Biz büyürken de yeterince okur-yazar bir toplum değildik. Yine “kitap fiyatları çok pahalı”ydı. Hep ‘sonra başlamak üzere’ okuma listeleri yapılır ama bu da, kısa süre içinde vazgeçilen diyet programları gibi bir kenara bırakılır unutulup giderdi … Zaman hızla geçiyor. Eğer içtenlikle niyetliyseniz, okumak için hiçbir zaman geç kalınmış değil. Hele de okunacak kitap ‘Nutuk’ gibi çok değerli bir kitapsa … Nutuk’un da, yaygın okumazlık halimiz içinde okunmamaktan nasibini fazlasıyla almış bir kitap olduğunu not edebiliriz ama onun, gerek dili ve gerekse belge yoğunluğu ile esasen akademik çalışmalar kapsamında okunan ve dolayısıyla günlük okuma pratikleri bakımından ‘çok zor bir kitap’ olduğuna da dikkat çekmemiz gerek. Buna rağmen, ülkemizin tarih içindeki yolculuğunun en önemli tarihsel dönemine ışık tutan bu eseri günlük okuma alanımıza dahil eden Sayın Kongar’ın, 2018 yılında yayınlanmış ‘Seçki’sini tanıtmak istedik bu ay … Bu çalışma, NUTUK’u gerek günümüz Türkçesi ile buluşturarak anlaşılır kılması, gerekse bölüm aralarındaki ‘sunuş metinleri’ ile ağır belge yükünden kurtarıp özüne halel getirmeksizin sadeleştirmesi bakımlarından en az kitabın kendisi kadar değerli bir çalışma … Sayın Kongar’a teşekkürlerimizle, kitaptan kısa bir alıntıyla sürdürüyoruz …

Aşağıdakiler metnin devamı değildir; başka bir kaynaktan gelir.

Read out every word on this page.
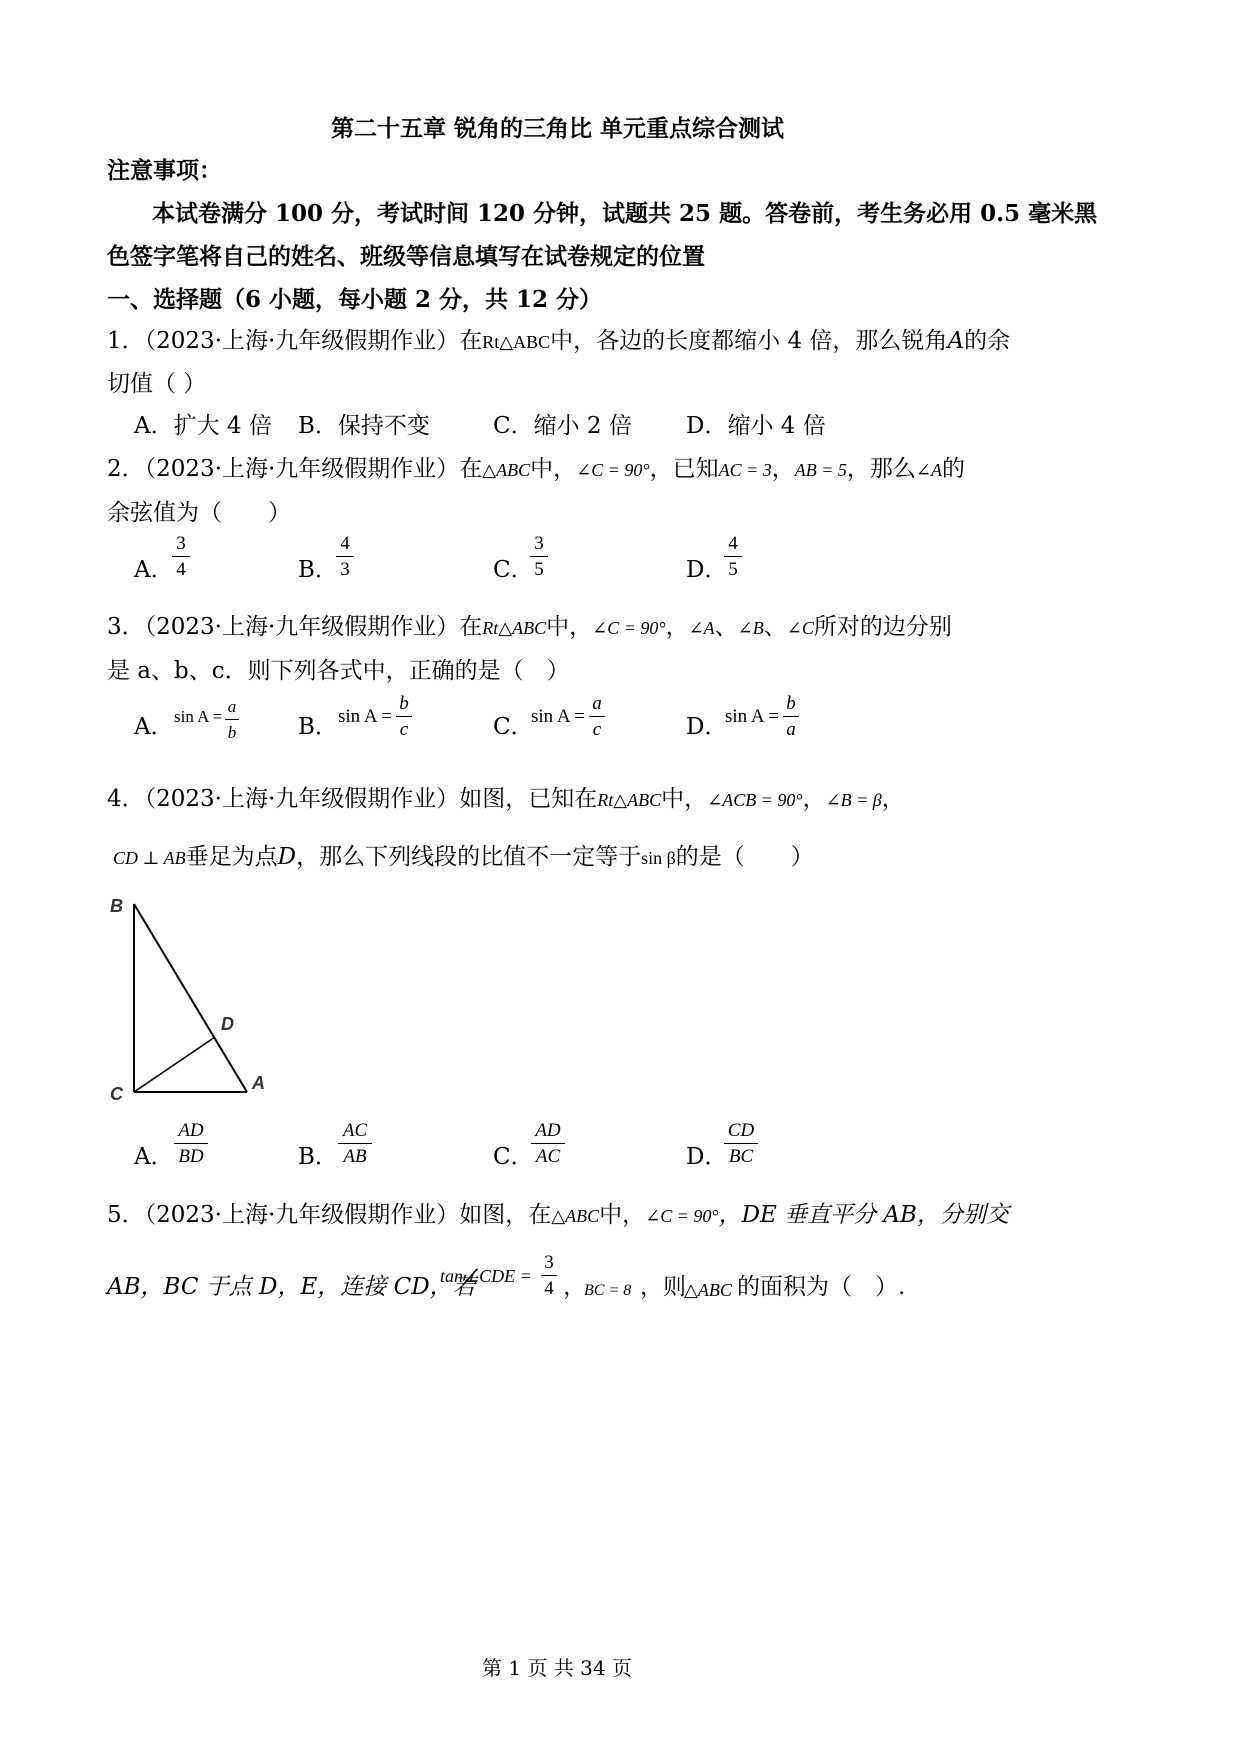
第二十五章 锐角的三角比 单元重点综合测试
注意事项：
本试卷满分 100 分，考试时间 120 分钟，试题共 25 题。答卷前，考生务必用 0.5 毫米黑
色签字笔将自己的姓名、班级等信息填写在试卷规定的位置
一、选择题（6 小题，每小题 2 分，共 12 分）
1．（2023·上海·九年级假期作业）在Rt△ABC中，各边的长度都缩小 4 倍，那么锐角A的余
切值（ ）
A．扩大 4 倍 B．保持不变	C．缩小 2 倍 D．缩小 4 倍
2．（2023·上海·九年级假期作业）在△ABC中，∠C = 90°，已知AC = 3，AB = 5，那么∠A的
余弦值为（　　）
A．
3
4	B．
4
3	C．
3
5	D．
4
5
3．（2023·上海·九年级假期作业）在Rt△ABC中，∠C = 90°，∠A、∠B、∠C所对的边分别
是 a、b、c．则下列各式中，正确的是（　）
A． sin A =
a
b	B． sin A =
b
c	C．
sin A =
a
c	D．
sin A =
b
a
4．（2023·上海·九年级假期作业）如图，已知在Rt△ABC中，∠ACB = 90°，∠B = β，
CD ⊥ AB垂足为点D，那么下列线段的比值不一定等于sin β的是（　　）
B
C
D
A
A．
AD
BD	B．
AC
AB	C．
AD
AC	D．
CD
BC
5．（2023·上海·九年级假期作业）如图，在△ABC中，∠C = 90°，DE 垂直平分 AB，分别交
AB，BC 于点 D，E，连接 CD，若
tan∠CDE =
3
4 ，
BC = 8 ，则
△ABC 的面积为（　）.
第 1 页 共 34 页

“Biz meseleyi başka bakımdan değerlendiriyorduk; açıklamalarınızdan aydınlandık”
… Gazi Mustafa Kemal Atatürk, ‘saltanatın kaldırılması’ görüşmeleri sırasında yaşananları ve kendisinin işe karışmak zorunda kaldığı çok dramatik bir anı ve o anda yaptığı konuşmayı şöyle aktarıyor:
“Efendiler, 31 Ekim 1922 günü Meclis toplanmadı. O gün Müdafaa-i Hukuk Grubu toplantısı yapıldı. Bu toplantıda, Osmanlı saltanatının kaldırılmasının zorunlu olduğu hakkında açıklamalarda bulundum.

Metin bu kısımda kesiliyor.